Et demain il faut que j'y retourne, que je vois tomber la nuit, que je ne traque pas du regard le moindre mec louche, que je ne psychote pas à la fermeture d'être les derniers à sortir!
J'avais dit plus jamais!! PLUS JAMAIS!!
Plus jamais on portera la main sur moi, plus jamais on ne me réduira à sa merci, plus jamais on hypothéquera ma vie, mes nuits, mes ombres aux réverbères!
Je pars lundi, pour 2 semaines,au soleil, loin d'ici et maintenant je regrette.
Je regrette ces vacances! A cause de ce mec, de ce virus qu'il a fait resurgir!
Et puis j'ai peur et si cette fois je n'étais pas assez forte pour affronter le retour?
Je ne veux pas qu'il m'empêche de me sentir à nouveau chez moi ici, en sécurité.
Je veux pas qu'il fasse tombé un voile noir sur ma vie, je veux pas partir travaillé le soir avec la peur au ventre, je veux pas que tout s'écroule, je veux taire cet instinct qui me fait à nouveau sursauter au moindre craquement du plancher.
Non, non, non, pas question de replonger dans la terreur!
Publié le 19/06/05 à 6h00
Hélianne, MERCI! Merci d'avoir été une voix dans la nuit.
J'ai toujours essayé de prendre appui sur ce qui me blessait pour grandir, je pensais en avoir fait 1 force et tout c'est écrouler dernièrement!
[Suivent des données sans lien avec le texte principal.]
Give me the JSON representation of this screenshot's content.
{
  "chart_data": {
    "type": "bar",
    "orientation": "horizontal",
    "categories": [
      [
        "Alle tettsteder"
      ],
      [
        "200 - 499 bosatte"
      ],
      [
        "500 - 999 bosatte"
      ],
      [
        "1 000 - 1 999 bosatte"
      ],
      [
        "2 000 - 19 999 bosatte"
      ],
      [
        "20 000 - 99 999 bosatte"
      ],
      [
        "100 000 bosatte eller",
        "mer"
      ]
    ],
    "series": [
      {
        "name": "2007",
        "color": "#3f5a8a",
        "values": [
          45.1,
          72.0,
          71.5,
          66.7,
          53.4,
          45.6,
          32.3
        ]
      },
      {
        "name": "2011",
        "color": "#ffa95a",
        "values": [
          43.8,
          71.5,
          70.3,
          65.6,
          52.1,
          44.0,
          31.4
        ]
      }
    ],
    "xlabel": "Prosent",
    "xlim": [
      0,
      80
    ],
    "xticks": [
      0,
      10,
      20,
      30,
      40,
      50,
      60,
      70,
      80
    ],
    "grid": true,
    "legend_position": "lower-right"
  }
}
Dans ma famille en bonnes bretonnes ont se doit d'être forte (même pas peur, même pas mal!). Jamais j'en avais parler réelement, trop peur de lire de la souffrance dans leurs yeux, trop peur de leur faire du mal. Ma mère ne supporterais pas et je crois que je suis comme elle je pourrais tuer pour mes enfants, pour les gens que j'aime, tellement l'idée que l'on puisse les abimer m'est insoutenable. Alors leur infliger ça! Non, je m'en sortirais comme d'habitude comme une grande ou presque.
Rédigé par : Ying-yang | 26 juin 2005 à 02:21
En as-tu parlé à un professionnel? Pas de ce qui s'est passé hier, bien sur, tu n'as sans doute pas eu le temps. Mais de ce qui s'est passé il y a presque 15 ans. POur essayer, justement, de ne plus avoir peur d'une situation semblable.
En tout cas, je te souhaite bon courage... et de bonnes vacances!